People think an explosion means fire, riots, chaos in the hallways. But that’s not how prisons really blow. It’s quieter than that. It’s the slow collapse of basic functioning—like a building that looks solid until you touch the wall and your hand goes straight through the plaster. That’s what’s happening here. You can feel it every morning when the doors crack open: an exhaustion, a heaviness, a kind of silent agreement between prisoners and staff that the place isn’t running, not really, but everyone is pretending it is because the alternative is admitting failure.
And that’s the part the public never sees—the pretending. Everything here is make-believe. Officers pretend they’re in control. Management pretends they’re meeting targets. Politicians pretend prisons are “working as intended.” And prisoners pretend we don’t notice the rot crawling up the walls.
Take today. There’s a lad on the landing who hasn’t had his medication in two days—two days—because healthcare is “short staffed,” yet somehow there’s always enough staff to run workshops on “accountability” for us. You want accountability? Try running a prison where basic meds aren’t turning up on time. Try explaining to a man shaking with withdrawal that he just needs to “put a complaint in.” A complaint goes into a black hole. A man goes into crisis.
And then there’s the food. You can’t talk about prison without talking about the food. You get a tray that looks like someone slopped it together in the dark. Half the time it’s cold, the other half it’s still frozen in the middle. If you’re lucky, you get something edible. If you’re unlucky, well—welcome to Berwyn. People don’t realise how something that small grinds you down. Cold food, no air, no time outside, no answers, no consistency. You don’t need violence to break a man. Just starve him of dignity one day at a time.
But here’s the cruel twist: even with all this, they’ll tell you the system is “innovative.” They love that word. It’s plastered on posters and policy papers. Innovation. Rehabilitation. Opportunity. Words that look good in Parliament and fall apart in reality. The only innovation happening in here is how quickly the place finds new ways to fail.
And the staff—look, I don’t hate them. Most of them aren’t bad people. They’re just drowning. Understaffed, undertrained, overwhelmed. Some days it’s like watching rookies try to steer a ship that’s already underwater. They don’t know the rules any more than we do. They guess. They hope. They bluff. And every mistake they make, every shortcut, every delay—it all piles up on us.
This week I watched an officer stand outside a cell with a radio crackling in his hand, looking lost. Properly lost. He asked another officer what wing he was on. Imagine that. A man trusted to lock and unlock human beings didn’t know which part of the prison he was standing in. That’s how stretched they are.

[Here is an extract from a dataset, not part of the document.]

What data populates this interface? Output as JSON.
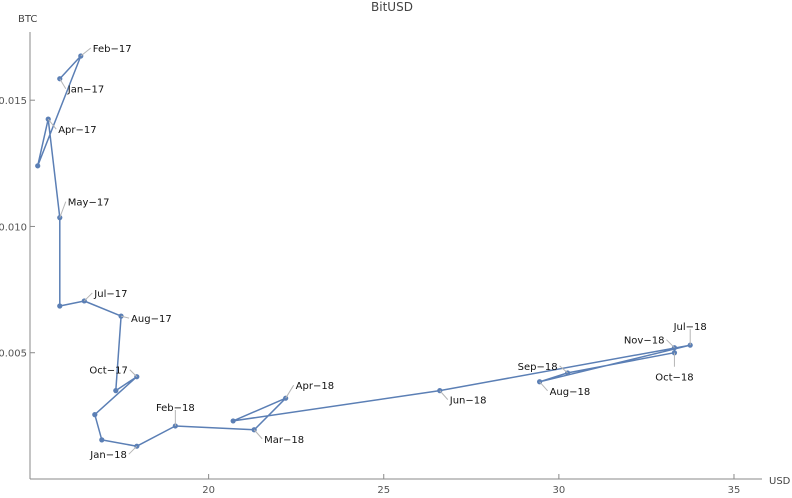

That’s how thin everything is stretched.
So when I say this place is going to blow, I don’t mean flames and sirens. I mean something subtler, something worse. A collapse of trust so deep that the place won’t be able to function. A system where no one believes in the rules, the routines, the structure—not prisoners, not staff, not management. When that happens, you don’t need a riot. The whole place just… stops.
And when it does, when the reports come out and journalists pretend to be shocked, when politicians act like they couldn’t have possibly known—remember this. Remember that someone inside told you long before it happened
Because history won’t say the prison exploded. It’ll say the country ignored the warning signs. It always does.